1,095 reviews171 followers
February 5, 2020
The authors here attempt an admittedly difficult task, a new overview of the growth of the American state and the problems of American government. They posit that since the founding, a state of "rights" and "structure" has been replaced by a state focused on "policy." They define policy as a state commitment to a designated goal, on behalf of some group, with set guidelines, and show that the more and more policy has indeed eroded traditional ideals.

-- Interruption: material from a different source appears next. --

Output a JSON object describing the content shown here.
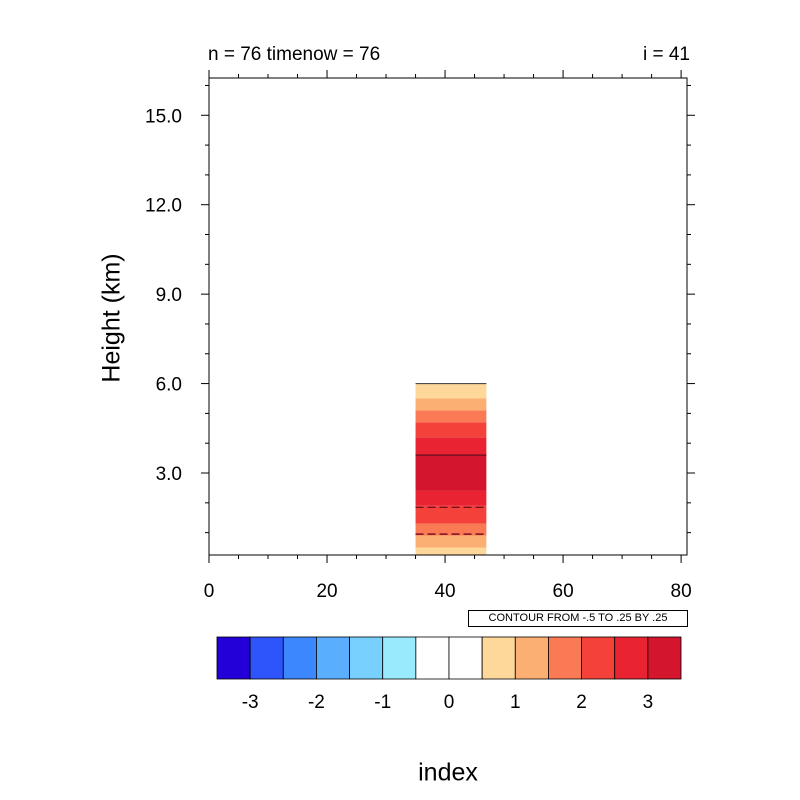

Since policy aims to accomplish clear goals, it overrides rights and structures when those stand in its way. If the goal is, for instance, collective bargaining for labor, the National Labor Relations Board is required to mediate groups, facilitate grievances, and grant power to labor unions. This means breaking down the traditional tripartite structure of government, and it means removing certain rights from people, such as to a jury trial. Unlike many conservative commentators, however, the authors don't focus on just how business's rights suffered, but how once the workers' rights became subject to legislation and administration, their rights became more tenuous. By the 1947 Taft-Hartley Act, labor unions too became subject to unfair labor practices prosecutions. The trajectory in fact shows the movement of rights as "trumps" as Dworkin claims they are, to rights as "chips" in the policy state, or rights that are just temporary abilities to negotiate, always subject to manipulation, without firm grounding.

The ultimate problem here is that while the argument is presented as original, it is just the old conservative critique of interventionist government in new clothes. State intervention tends to break down traditional rights and structures, it tends to expand the parameters of government and shrink the domain of the private individual, it makes politics more dangerous and extreme, Progressivism in particular has enlarged the presidency and shrank Congress, and so forth. The authors sometimes have a distinctive take on this, such as their "policy auras," idea, about how some legal and constitutional debates stay grounded in one sphere (say labor rulings, which for awhile were distinct from commerce or property), or the rights as chips idea. All of these insights are reasonable, and true to an extent, but they are a pretty typical too. For someone who wants a quick overview of how government evolved over the past 100 years, this works nicely, but it doesn't accomplish its authors' goals.
Profile Image for Samuel P.
116 reviews
June 2, 2025
My journey to become a true Skowronekite continues with one of his most recent contributions to the American Political Development field, with his co-founding parent of the field, Karen Orren. <3 This work is the distinguishing achievement of being a page turner and having me not want it to end, leading me to procrastinate finishing it in a futile attempt to avoid the inevitable. Again, another master class work proving that thick academic work can be enjoyable to read and sets the bar higher for all scholars not to be lazy writers and use 'complex jargon' as an excuse for poor writing skills. *cough* *cough* Frank Baumgartner and Bryan Jones *cough* *cough*

The book itself is an ominous warning and foreshadows the future of American politics. It seemingly starts inevitably spiraling into self-destruction as the pursuit of policy breaks and transforms all rights and structures that have tried to contain it for the last couple of hundred years, for better or worse.

The observations made here complement other works of these two scholars, including Skowronek's 'The Politics Presidents Make.' Furthermore, the ideas put forward in this work have been lovingly researched, making it a prime example of excellent scholarship. It builds a cohesive narrative that explains and provides evidence for this new paradigm of understanding political development in the US.